Children's Motor Performance
📖 Background
Measuring the physical abilities of children is helpful for understanding growth and development, as well as identifying gifted individuals by sports talent scouts. A common measure for physical abilities is the Motor Performance Index.
An athletics talent scout has hired you to find insights in a dataset to assist their search for the next generation of track and field stars.
💾 The data
The dataset is a slightly cleaned version of a dataset described in the article Kids motor performances datasets from the Data in Brief journal.
The dataset consists of a single CSV file, data/motor-performance.csv
.
Each row represents a seven year old Malaysian child.
Four properties of motor skills were recorded.
- POWER (cm): Distance of a two-footed standing jump.
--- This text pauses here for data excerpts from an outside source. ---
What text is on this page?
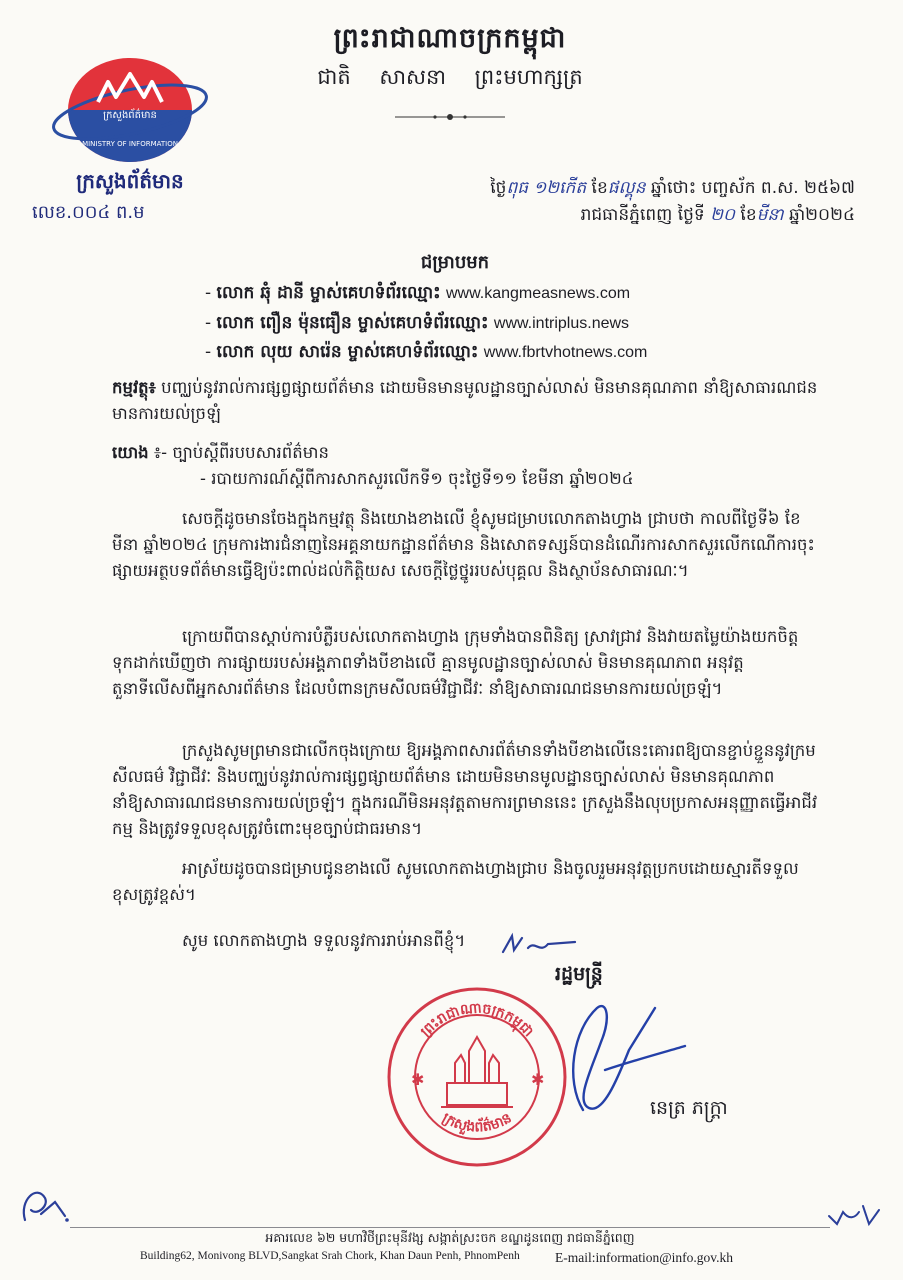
ព្រះរាជាណាចក្រកម្ពុជា
ជាតិ សាសនា ព្រះមហាក្សត្រ
ក្រសួងព័ត៌មាន
MINISTRY OF INFORMATION
ក្រសួងព័ត៌មាន
លេខ.០០៤ ព.ម
ថ្ងៃពុធ ១២កើត ខែផល្គុន ឆ្នាំថោះ បញ្ចស័ក ព.ស. ២៥៦៧
រាជធានីភ្នំពេញ ថ្ងៃទី ២០ ខែមីនា ឆ្នាំ២០២៤
ជម្រាបមក
- លោក ឆុំ ដានី ម្ចាស់គេហទំព័រឈ្មោះ www.kangmeasnews.com
- លោក ពឿន ម៉ុនធឿន ម្ចាស់គេហទំព័រឈ្មោះ www.intriplus.news
- លោក លុយ សារ៉េន ម្ចាស់គេហទំព័រឈ្មោះ www.fbrtvhotnews.com
កម្មវត្ថុ៖ បញ្ឈប់នូវរាល់ការផ្សព្វផ្សាយព័ត៌មាន ដោយមិនមានមូលដ្ឋានច្បាស់លាស់ មិនមានគុណភាព នាំឱ្យសាធារណជនមានការយល់ច្រឡំ
យោង ៖- ច្បាប់ស្តីពីរបបសារព័ត៌មាន
- របាយការណ៍ស្តីពីការសាកសួរលើកទី១ ចុះថ្ងៃទី១១ ខែមីនា ឆ្នាំ២០២៤
សេចក្តីដូចមានចែងក្នុងកម្មវត្ថុ និងយោងខាងលើ ខ្ញុំសូមជម្រាបលោកតាងហ្វាង ជ្រាបថា កាលពីថ្ងៃទី៦ ខែមីនា ឆ្នាំ២០២៤ ក្រុមការងារជំនាញនៃអគ្គនាយកដ្ឋានព័ត៌មាន និងសោតទស្សន៍បានដំណើរការសាកសួរលើកណើការចុះផ្សាយអត្ថបទព័ត៌មានធ្វើឱ្យប៉ះពាល់ដល់កិត្តិយស សេចក្តីថ្លៃថ្នូររបស់បុគ្គល និងស្ថាប័នសាធារណៈ។
ក្រោយពីបានស្តាប់ការបំភ្លឺរបស់លោកតាងហ្វាង ក្រុមទាំងបានពិនិត្យ ស្រាវជ្រាវ និងវាយតម្លៃយ៉ាងយកចិត្តទុកដាក់ឃើញថា ការផ្សាយរបស់អង្គភាពទាំងបីខាងលើ គ្មានមូលដ្ឋានច្បាស់លាស់ មិនមានគុណភាព អនុវត្តតួនាទីលើសពីអ្នកសារព័ត៌មាន ដែលបំពានក្រមសីលធម៌វិជ្ជាជីវៈ នាំឱ្យសាធារណជនមានការយល់ច្រឡំ។
ក្រសួងសូមព្រមានជាលើកចុងក្រោយ ឱ្យអង្គភាពសារព័ត៌មានទាំងបីខាងលើនេះគោរពឱ្យបានខ្ជាប់ខ្ជួននូវក្រមសីលធម៌ វិជ្ជាជីវៈ និងបញ្ឈប់នូវរាល់ការផ្សព្វផ្សាយព័ត៌មាន ដោយមិនមានមូលដ្ឋានច្បាស់លាស់ មិនមានគុណភាព នាំឱ្យសាធារណជនមានការយល់ច្រឡំ។ ក្នុងករណីមិនអនុវត្តតាមការព្រមាននេះ ក្រសួងនឹងលុបប្រកាសអនុញ្ញាតធ្វើអាជីវកម្ម និងត្រូវទទួលខុសត្រូវចំពោះមុខច្បាប់ជាធរមាន។
អាស្រ័យដូចបានជម្រាបជូនខាងលើ សូមលោកតាងហ្វាងជ្រាប និងចូលរួមអនុវត្តប្រកបដោយស្មារតីទទួលខុសត្រូវខ្ពស់។
សូម លោកតាងហ្វាង ទទួលនូវការរាប់អានពីខ្ញុំ។
រដ្ឋមន្ត្រី
ព្រះរាជាណាចក្រកម្ពុជា
ក្រសួងព័ត៌មាន
✱	✱
នេត្រ ភក្ត្រា
អគារលេខ ៦២ មហាវិថីព្រះមុនីវង្ស សង្កាត់ស្រះចក ខណ្ឌដូនពេញ រាជធានីភ្នំពេញ
Building62, Monivong BLVD,Sangkat Srah Chork, Khan Daun Penh, PhnomPenh	E-mail:information@info.gov.kh
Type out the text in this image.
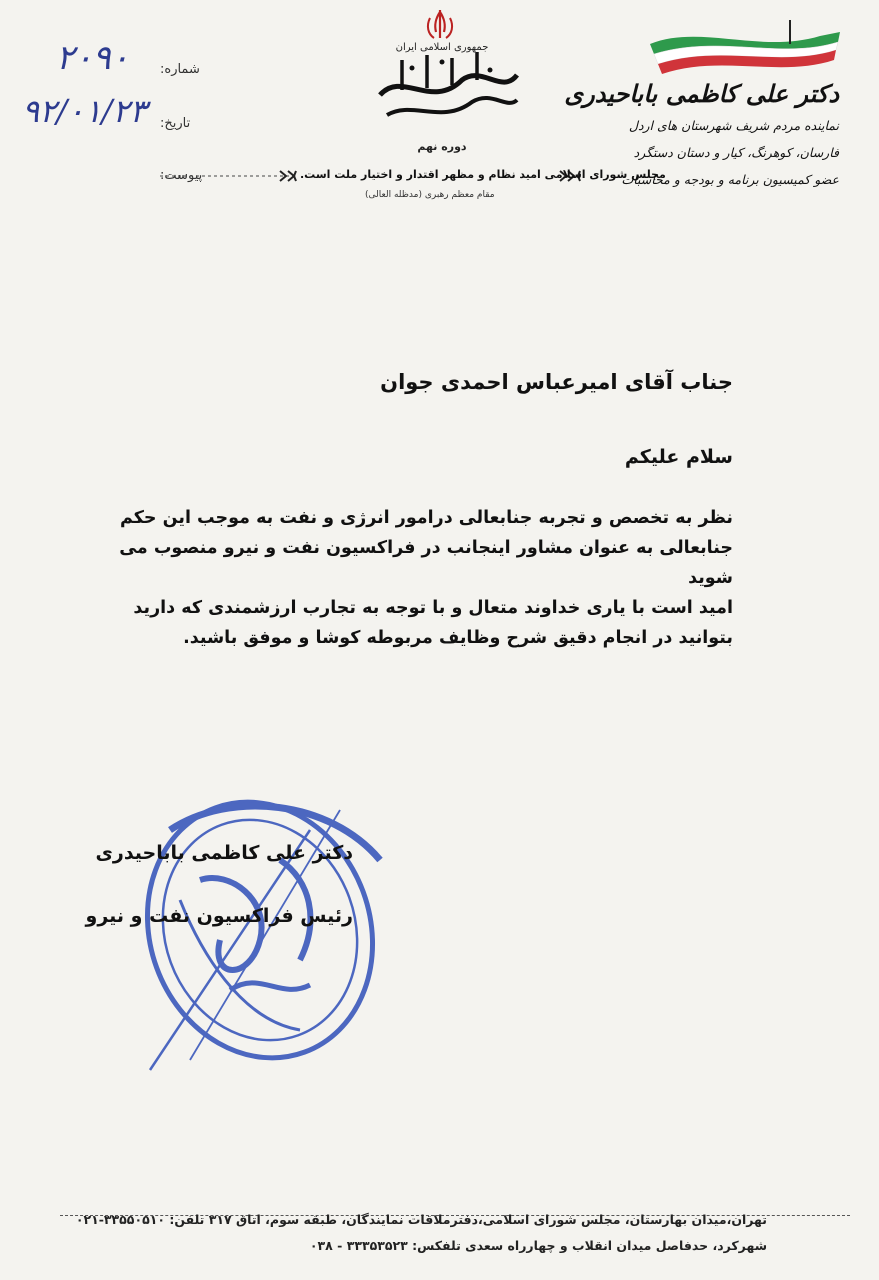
۲۰۹۰ شماره:
۹۲/۰۱/۲۳ تاریخ:
پیوست:
جمهوری اسلامی ایران
دوره نهم
مجلس شورای اسلامی امید نظام و مظهر اقتدار و اختیار ملت است.
مقام معظم رهبری (مدظله العالی)
دکتر علی کاظمی باباحیدری
نماینده مردم شریف شهرستان های اردل
فارسان، کوهرنگ، کیار و دستان دستگرد
عضو کمیسیون برنامه و بودجه و محاسبات
جناب آقای امیرعباس احمدی جوان
سلام علیکم
نظر به تخصص و تجربه جنابعالی درامور انرژی و نفت به موجب این حکم
جنابعالی به عنوان مشاور اینجانب در فراکسیون نفت و نیرو منصوب می
شوید
امید است با یاری خداوند متعال و با توجه به تجارب ارزشمندی که دارید
بتوانید در انجام دقیق شرح وظایف مربوطه کوشا و موفق باشید.
دکتر علی کاظمی باباحیدری
رئیس فراکسیون نفت و نیرو
تهران،میدان بهارستان، مجلس شورای اسلامی،دفترملاقات نمایندگان، طبقه سوم، اتاق ۳۱۷ تلفن: ۳۳۵۵۰۵۱۰-۰۲۱
شهرکرد، حدفاصل میدان انقلاب و چهارراه سعدی تلفکس: ۳۳۳۵۳۵۲۳ - ۰۳۸
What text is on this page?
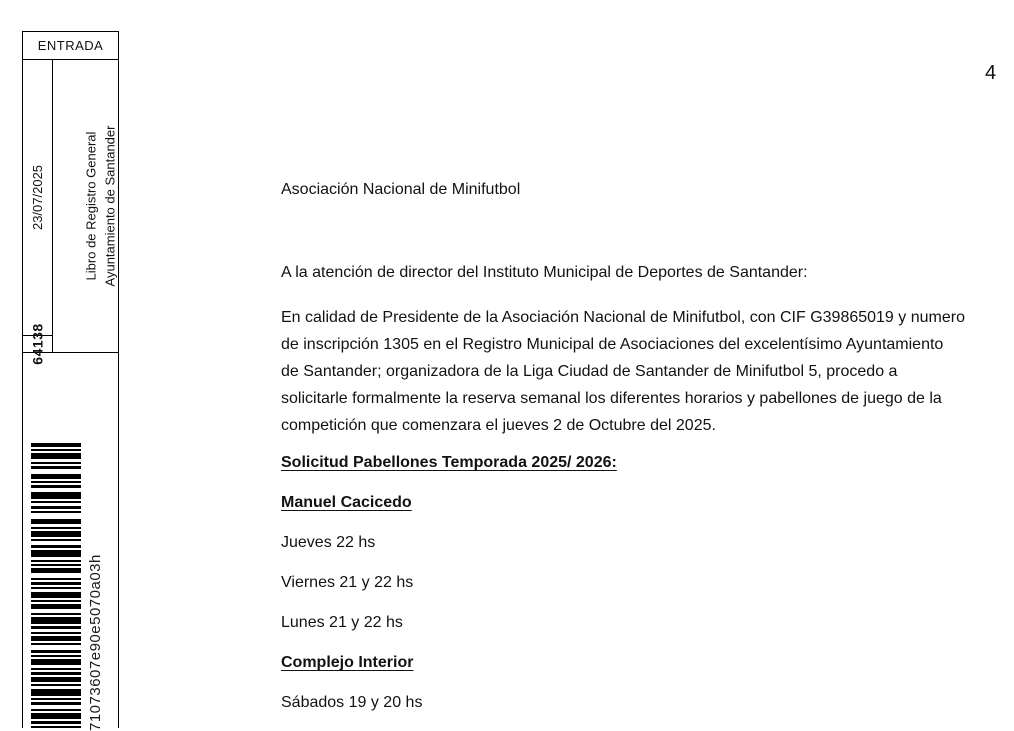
ENTRADA
23/07/2025
64138
Libro de Registro General Ayuntamiento de Santander
71073607e90e5070a03h
4
Asociación Nacional de Minifutbol
A la atención de director del Instituto Municipal de Deportes de Santander:
En calidad de Presidente de la Asociación Nacional de Minifutbol, con CIF G39865019 y numero
de inscripción 1305 en el Registro Municipal de Asociaciones del excelentísimo Ayuntamiento
de Santander; organizadora de la Liga Ciudad de Santander de Minifutbol 5, procedo a
solicitarle formalmente la reserva semanal los diferentes horarios y pabellones de juego de la
competición que comenzara el jueves 2 de Octubre del 2025.
Solicitud Pabellones Temporada 2025/ 2026:
Manuel Cacicedo
Jueves 22 hs
Viernes 21 y 22 hs
Lunes 21 y 22 hs
Complejo Interior
Sábados 19 y 20 hs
- SPEED (sec): Time taken to sprint 20m.
- FLEXIBILITY (cm): Distance reached forward in a sitting position.
- COORDINATION (no.): Number of catches of a ball, out of ten.
Full details of these metrics are described in sections 2.2 to 2.5 of the linked article.
Attributes of the children are included.
- STATE: The Malaysian state where the child resides.
- RESIDENTIAL: Whether the child lives in a rural or urban area.
- GENDER: The child's gender,
F
emale orM
ale. - AGE: The child's age in years.
- WEIGHT (kg): The child's bodyweight in kg.
- HEIGHT (CM): The child's height in cm.
- BMI (kg/m2): The child's body mass index (weight in kg divided by height in meters squared).
- CLASS (BMI): Categorization of the BMI: "SEVERE THINNESS", "THINNESS", "NORMAL", "OVERWEIGHT", "OBESITY".
import pandas as pd
motor_performance = pd.read_csv("data/motor-performance.csv")
motor_performance
💪 Challenge
Explore the dataset to understand how the attributes of the children affect the motor skills, and the relationship between the four motor skills. Your published notebook should contain a short report on the motor skills, including summary statistics, visualizations, statistical models, and text describing any insights you found.
🧑⚖️ Judging criteria
The publications will be graded as follows:
- [20%] Technical approach.
- Is the approach technically sound?
- Is the code high quality?
- [20%] Visualizations
- Are the visualizations suitable?
- Can clear insights be gleaned from the visualizations?
- [30%] Storytelling
- Does the data underpin the narrative?
- Does the narrative read coherently?
- Is the narrative detailed but concise?
- [30%] Insights and recommendations
- How clear are the insights and recommendations?
- Are the insights relevant to the domain?
- Are limitations of the analysis recognized?
In the event that multiple submissions have an equally high score, the publication with the most upvotes wins.
📘 Rules
To be eligible to win, you must:
- Submit your response before the deadline. All responses must be submitted in English.
Entrants must be:
- 18+ years old.
- Allowed to take part in a skill-based competition from their country. Entrants can not:
- Be in a country currently sanctioned by the U.S. government.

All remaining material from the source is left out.